The evanescent milkman cometh: archaeologies of obscure complexities, actions, formation and transformation 
Convenor:
Reuben Thorpe (University College London)
Discussant:
Chris Cumberpatch
Location:
Wills G25
Start time:
18 December, 2010 at
Time zone: Europe/London
Session slots:
1

Short Abstract:

This session will focus on theory and methods that aim to tease out social process and social/physical mechanics that lie behind issues of site formation, residuality, redeposition and transformation.

Long Abstract:

The aim of this session will be to focus on a branch of archaeological theory and practice, emerging in the UK, that is focusing on understandings of social processes and wider social mechanics through a re-examination of site formation, assemblage formation, taphonomy, residuality, deposit and assemblage re-working, re-deposition and transformation. This is an area of study that, remarkably, over the last quarter of a century has had little sustained investment of time or joined-up thinking despite promising starts in the 1970s and 1980s (Adams 1987; Bradley & Fulford 1980; Brown 1985; Crummy & Terry 1979; Evans & Millett 1992; Fulford & Peacock 1984; Millett 1979; Moorhouse 1986; Orton 1975; Orton & Orton 1975; Schiffer 1972; Sullivan 1989).

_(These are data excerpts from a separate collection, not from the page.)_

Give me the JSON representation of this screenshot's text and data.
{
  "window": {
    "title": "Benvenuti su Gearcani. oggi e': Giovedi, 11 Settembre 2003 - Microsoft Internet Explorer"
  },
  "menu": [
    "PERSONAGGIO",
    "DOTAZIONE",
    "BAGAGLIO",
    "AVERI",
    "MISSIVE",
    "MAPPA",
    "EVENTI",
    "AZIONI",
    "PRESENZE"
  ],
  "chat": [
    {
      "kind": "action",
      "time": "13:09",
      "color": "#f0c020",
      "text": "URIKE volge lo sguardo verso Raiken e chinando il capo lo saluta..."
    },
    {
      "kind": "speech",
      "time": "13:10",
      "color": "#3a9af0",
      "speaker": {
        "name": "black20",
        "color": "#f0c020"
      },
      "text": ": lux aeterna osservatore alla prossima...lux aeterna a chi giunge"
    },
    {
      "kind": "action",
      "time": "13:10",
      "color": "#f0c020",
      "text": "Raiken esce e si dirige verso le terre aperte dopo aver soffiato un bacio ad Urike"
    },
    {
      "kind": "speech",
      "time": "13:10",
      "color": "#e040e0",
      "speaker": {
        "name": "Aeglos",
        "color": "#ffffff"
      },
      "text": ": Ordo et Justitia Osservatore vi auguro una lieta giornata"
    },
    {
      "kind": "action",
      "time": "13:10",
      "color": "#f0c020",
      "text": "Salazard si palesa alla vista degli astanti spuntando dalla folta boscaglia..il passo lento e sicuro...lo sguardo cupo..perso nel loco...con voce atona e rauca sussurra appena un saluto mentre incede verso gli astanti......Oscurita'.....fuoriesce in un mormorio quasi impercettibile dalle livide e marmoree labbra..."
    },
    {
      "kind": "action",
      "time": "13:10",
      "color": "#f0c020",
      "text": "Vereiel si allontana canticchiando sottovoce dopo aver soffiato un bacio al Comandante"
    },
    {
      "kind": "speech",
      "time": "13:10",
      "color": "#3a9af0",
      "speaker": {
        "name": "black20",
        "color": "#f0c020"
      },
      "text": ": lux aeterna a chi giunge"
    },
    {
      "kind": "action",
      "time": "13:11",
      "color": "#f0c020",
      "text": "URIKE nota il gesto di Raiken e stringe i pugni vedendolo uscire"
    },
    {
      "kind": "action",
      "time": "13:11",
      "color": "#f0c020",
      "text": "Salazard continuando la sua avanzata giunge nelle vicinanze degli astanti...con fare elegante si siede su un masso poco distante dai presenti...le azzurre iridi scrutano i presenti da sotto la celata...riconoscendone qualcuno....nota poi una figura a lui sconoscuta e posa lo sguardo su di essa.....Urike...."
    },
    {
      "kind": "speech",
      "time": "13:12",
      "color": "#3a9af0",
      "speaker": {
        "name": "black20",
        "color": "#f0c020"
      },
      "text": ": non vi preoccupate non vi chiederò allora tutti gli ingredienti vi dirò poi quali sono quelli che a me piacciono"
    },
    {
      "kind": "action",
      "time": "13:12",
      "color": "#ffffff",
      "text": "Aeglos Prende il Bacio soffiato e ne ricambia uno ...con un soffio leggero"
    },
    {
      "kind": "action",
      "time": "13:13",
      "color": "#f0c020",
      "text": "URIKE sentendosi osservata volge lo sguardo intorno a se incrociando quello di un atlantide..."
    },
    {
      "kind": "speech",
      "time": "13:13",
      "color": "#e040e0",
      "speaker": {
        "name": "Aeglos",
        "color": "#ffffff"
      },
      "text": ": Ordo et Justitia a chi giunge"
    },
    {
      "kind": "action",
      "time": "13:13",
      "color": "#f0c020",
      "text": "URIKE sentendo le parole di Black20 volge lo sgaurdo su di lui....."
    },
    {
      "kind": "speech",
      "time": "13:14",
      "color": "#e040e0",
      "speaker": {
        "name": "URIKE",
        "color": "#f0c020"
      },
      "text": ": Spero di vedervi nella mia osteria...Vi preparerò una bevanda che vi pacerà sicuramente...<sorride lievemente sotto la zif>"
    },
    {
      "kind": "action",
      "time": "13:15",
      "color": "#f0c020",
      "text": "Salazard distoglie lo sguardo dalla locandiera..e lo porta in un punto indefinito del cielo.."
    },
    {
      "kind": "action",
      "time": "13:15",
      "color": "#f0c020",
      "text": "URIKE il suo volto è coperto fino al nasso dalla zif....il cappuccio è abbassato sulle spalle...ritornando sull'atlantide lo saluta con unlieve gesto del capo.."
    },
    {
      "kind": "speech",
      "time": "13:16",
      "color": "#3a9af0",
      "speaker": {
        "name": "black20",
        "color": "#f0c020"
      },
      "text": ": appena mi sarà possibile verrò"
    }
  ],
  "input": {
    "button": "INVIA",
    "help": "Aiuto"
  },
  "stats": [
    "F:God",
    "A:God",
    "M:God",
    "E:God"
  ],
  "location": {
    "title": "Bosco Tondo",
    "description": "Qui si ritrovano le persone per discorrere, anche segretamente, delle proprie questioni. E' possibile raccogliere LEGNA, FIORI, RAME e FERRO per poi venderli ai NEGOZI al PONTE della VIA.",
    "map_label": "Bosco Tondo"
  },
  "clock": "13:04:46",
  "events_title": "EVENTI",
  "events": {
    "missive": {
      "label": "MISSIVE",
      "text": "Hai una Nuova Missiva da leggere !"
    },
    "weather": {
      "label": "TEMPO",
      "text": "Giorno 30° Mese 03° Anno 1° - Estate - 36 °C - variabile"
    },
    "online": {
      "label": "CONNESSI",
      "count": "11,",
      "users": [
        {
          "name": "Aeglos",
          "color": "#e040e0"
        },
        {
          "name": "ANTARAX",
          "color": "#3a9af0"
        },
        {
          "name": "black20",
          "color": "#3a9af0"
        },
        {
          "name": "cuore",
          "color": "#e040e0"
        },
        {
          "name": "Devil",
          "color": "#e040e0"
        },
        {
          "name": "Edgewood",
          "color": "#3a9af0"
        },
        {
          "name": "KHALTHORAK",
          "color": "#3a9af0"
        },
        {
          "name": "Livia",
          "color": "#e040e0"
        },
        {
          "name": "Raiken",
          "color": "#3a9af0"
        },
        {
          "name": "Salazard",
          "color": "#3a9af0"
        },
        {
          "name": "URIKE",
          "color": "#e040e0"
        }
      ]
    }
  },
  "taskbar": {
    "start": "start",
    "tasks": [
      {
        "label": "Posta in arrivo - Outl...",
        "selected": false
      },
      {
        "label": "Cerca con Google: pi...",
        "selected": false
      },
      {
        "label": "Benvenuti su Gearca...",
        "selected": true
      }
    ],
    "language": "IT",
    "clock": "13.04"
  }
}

While much of this early research was successful in defining and problematising phenomena in archaeological sequences, which bore directly on the inference potential of deposits and structures, chronologies and type series, newer approaches are directed at addressing what defined instances of complex formation can tell us about everyday practices in the past, rather than the limitations of the evidence for dating purposes or complete faunal assembalges, and allow us to draw inferences about the social processes that lead to complex deposition, re-working, re-deposition, something that is simply not addressed in the majority of contemporary archaeological theory and practice.